Publié le 26 octobre 2023 10:15:00. L’ostéoporose, souvent silencieuse jusqu’à la survenue d’une fracture, touche des millions de personnes. Une nouvelle campagne britannique vise à sensibiliser le public et à encourager l’évaluation précoce des risques.
- Plus de 3,5 millions de personnes au Royaume-Uni sont concernées par l’ostéoporose.
- Une femme sur deux de plus de 50 ans risque de subir une fracture liée à cette maladie.
- La campagne « Great British Bone Check » propose un auto-évaluation en ligne pour identifier les facteurs de risque.
L’ostéoporose, caractérisée par une fragilité osseuse accrue, progresse souvent sans symptômes apparents. La maladie ne se manifeste généralement qu’après une fracture, souvent à la hanche, au poignet ou à la colonne vertébrale. Au Royaume-Uni, l’ampleur du problème est considérable : plus de 3,5 millions de personnes en souffrent, selon la Royal Osteoporosis Society (ROS). L’organisation tire la sonnette d’alarme, soulignant qu’une femme sur deux de plus de 50 ans est susceptible de subir une fracture en raison de cette maladie silencieuse.
Pour lutter contre cette progression discrète, la ROS, avec le soutien de la reine Camilla, a lancé une nouvelle initiative : « Great British Bone Check ». Il s’agit d’un questionnaire en ligne, accessible à tous, qui permet d’évaluer son niveau de risque en seulement trois minutes. L’objectif principal est de favoriser un diagnostic précoce et de prévenir les fractures avant qu’elles ne surviennent.
Julia Thomson, directrice des soins infirmiers de la ROS, a identifié cinq facteurs de risque majeurs, souvent méconnus du grand public.
Antécédents familiaux
« Le Great British Bone Check vise à identifier les facteurs de risque à un stade précoce, parmi lesquels les antécédents familiaux », explique Thomson.

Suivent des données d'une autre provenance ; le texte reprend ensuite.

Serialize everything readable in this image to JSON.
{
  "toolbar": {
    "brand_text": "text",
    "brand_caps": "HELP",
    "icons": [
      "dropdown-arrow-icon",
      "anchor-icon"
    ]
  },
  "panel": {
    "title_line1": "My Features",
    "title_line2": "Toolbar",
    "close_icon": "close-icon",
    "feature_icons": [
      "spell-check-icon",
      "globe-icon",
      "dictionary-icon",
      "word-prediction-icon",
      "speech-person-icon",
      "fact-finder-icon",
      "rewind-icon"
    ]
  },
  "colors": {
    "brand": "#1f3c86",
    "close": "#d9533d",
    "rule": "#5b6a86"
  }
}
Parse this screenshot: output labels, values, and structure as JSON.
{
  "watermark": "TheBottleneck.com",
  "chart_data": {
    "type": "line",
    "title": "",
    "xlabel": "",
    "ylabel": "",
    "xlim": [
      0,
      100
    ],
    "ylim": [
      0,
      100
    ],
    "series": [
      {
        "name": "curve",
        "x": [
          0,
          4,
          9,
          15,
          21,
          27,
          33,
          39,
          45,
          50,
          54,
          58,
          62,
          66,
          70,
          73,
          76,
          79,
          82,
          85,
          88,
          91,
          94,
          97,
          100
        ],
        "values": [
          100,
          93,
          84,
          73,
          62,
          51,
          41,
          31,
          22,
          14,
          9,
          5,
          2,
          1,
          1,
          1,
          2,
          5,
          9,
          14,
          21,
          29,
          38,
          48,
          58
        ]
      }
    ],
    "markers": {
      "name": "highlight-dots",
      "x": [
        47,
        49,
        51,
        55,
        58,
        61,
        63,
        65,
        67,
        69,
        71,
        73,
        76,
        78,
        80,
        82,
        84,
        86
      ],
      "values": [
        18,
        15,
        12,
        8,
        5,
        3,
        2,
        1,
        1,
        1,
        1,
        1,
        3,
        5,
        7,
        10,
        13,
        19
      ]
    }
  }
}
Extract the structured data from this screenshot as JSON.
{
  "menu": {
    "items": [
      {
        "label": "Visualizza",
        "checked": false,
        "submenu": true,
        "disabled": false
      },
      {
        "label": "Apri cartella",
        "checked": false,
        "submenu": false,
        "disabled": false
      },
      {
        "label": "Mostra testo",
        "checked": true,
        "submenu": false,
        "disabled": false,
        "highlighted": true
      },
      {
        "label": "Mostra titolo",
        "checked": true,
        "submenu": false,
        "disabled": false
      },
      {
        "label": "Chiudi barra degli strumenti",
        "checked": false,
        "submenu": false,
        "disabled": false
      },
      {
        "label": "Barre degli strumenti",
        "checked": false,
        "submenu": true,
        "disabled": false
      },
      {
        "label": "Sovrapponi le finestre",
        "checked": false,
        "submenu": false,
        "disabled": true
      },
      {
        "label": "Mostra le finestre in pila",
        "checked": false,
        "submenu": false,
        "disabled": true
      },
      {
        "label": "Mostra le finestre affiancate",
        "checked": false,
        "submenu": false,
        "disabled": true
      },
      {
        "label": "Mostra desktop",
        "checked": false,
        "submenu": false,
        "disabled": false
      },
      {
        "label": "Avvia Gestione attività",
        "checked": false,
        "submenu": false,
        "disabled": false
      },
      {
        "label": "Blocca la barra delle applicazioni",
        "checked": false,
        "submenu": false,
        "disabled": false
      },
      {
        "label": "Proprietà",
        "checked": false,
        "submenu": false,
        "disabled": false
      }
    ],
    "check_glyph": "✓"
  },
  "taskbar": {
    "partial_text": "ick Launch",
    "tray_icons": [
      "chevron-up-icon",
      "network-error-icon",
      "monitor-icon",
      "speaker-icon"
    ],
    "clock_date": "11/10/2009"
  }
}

Avoir un parent ayant subi une fracture de la hanche augmente significativement le risque de subir une blessure similaire. « Ce n’est pas aussi évident que dans d’autres maladies génétiques, mais il semble y avoir une prédisposition familiale », ajoute-t-elle.
Âge
La santé osseuse atteint son apogée vers l’âge de 30 ans, avant de commencer un déclin graduel.
« Durant l’enfance et l’adolescence, les cellules responsables de la formation osseuse sont plus actives que celles qui les décomposent. Vers 30 ans, un équilibre s’établit. À partir de 40 ans, les cellules de dégradation osseuse prennent le dessus », précise Thomson.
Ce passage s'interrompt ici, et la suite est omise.